Let $D \subset \mathbb C$ be a domain and $\gamma : [\alpha, \beta] \to D$ a closed path. Let $a \in D$ be a given point. Assume that $\gamma$ is homotopic to that point $a$. Prove that $\gamma$ is homotopic to a point $b$ in $D$ for any $b \in D$.
My first idea was, to show that $\gamma_a(t) = a$ is homotopic to $\gamma_b(t)=b$. Then the result would follow, since homotopy is a equivalence relation:
Let $H(t,s) = (1-s)a+sb$. $H$ is continuous, and $H(t,0) = a$, $H(t,1) = b$, and $H(\alpha,s) = H(\beta,s)$. The problem is, that I don't know if $H$ maps $[\alpha,\beta] \times [0,1]$ into $D$, I just now that $H(t,s) \in \mathbb C$.
Edit: Following the answer we have the join $\eta = \gamma_a + \gamma_b : [\alpha,2\beta - \alpha] \to D$, \begin{align*} \eta(t) = \begin{cases} a, & t \in [\alpha,\beta], \\ b, & t \in [\beta,2\beta-\alpha]. \end{cases} \end{align*} My first problem is here that $\eta$ is not necessarily continuous, unless $a = b$, which it needs to be in order to be a path.
Your homotopy doesn't work because $D$ needn't be convex.
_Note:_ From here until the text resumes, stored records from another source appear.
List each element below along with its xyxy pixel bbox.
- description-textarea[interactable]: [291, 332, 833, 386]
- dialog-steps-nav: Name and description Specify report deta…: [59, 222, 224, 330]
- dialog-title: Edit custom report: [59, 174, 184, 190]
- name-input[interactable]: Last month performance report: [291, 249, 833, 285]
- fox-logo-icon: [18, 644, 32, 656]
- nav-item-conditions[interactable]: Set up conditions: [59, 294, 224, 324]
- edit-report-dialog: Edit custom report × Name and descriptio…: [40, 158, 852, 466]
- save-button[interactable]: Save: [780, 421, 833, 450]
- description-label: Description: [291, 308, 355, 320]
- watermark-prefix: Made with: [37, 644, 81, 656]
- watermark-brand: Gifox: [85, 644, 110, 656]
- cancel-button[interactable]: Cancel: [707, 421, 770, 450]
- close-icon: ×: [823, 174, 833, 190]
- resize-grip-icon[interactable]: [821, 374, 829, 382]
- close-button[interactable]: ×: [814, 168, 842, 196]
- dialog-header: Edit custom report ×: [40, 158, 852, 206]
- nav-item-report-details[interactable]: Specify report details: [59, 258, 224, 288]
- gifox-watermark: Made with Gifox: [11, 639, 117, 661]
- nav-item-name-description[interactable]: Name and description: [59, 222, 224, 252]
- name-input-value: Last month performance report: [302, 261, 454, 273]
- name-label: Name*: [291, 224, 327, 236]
However, being a domain, $D$ is connected, so $a$ and $b$ are joined b some path, say $\eta$. Concatenate your path with this one (in some appropriate way) and see what happens.
Added: What you have so far is a path $\gamma : [\alpha, \beta] \to D$ such that $\gamma \simeq c_a$, where $c_a : [\alpha, \beta] \to D$ is the constant path $c_a(t)=a$. Let $H : [\alpha, \beta] \times [0,1] \to D$ be a homotopy from $\gamma$ to $c_a$.
Let $\eta$ be a path from $a$ to $b$ in $D$. This exists because $D$ is path-connected. The choice of domain for $\eta$ is some arbitrary (real) interval, and for reasons that will help later, suppose $\mathrm{dom}(\eta) = [\frac{1}{2}, 1]$, i.e. $\eta(\frac{1}{2})=a$ and $\eta(1) = b$. We don't know what value $\eta(t)$ will take for $\frac{1}{2}<t<1$, but that doesn't matter.
You need to find a new homotopy $K : [\alpha, \beta] \times [0,1] \to D$ such that $K(s,0)=\gamma(s)$ and $K(s,1)=c_b(s)=b$ for all $s \in [\alpha,\beta]$. You can do this by squashing $H$ into $[0,\frac{1}{2}]$ and defining $K(s,t)=\eta(t)$ for $\frac{1}{2} \le t \le 1$. The details are left to you.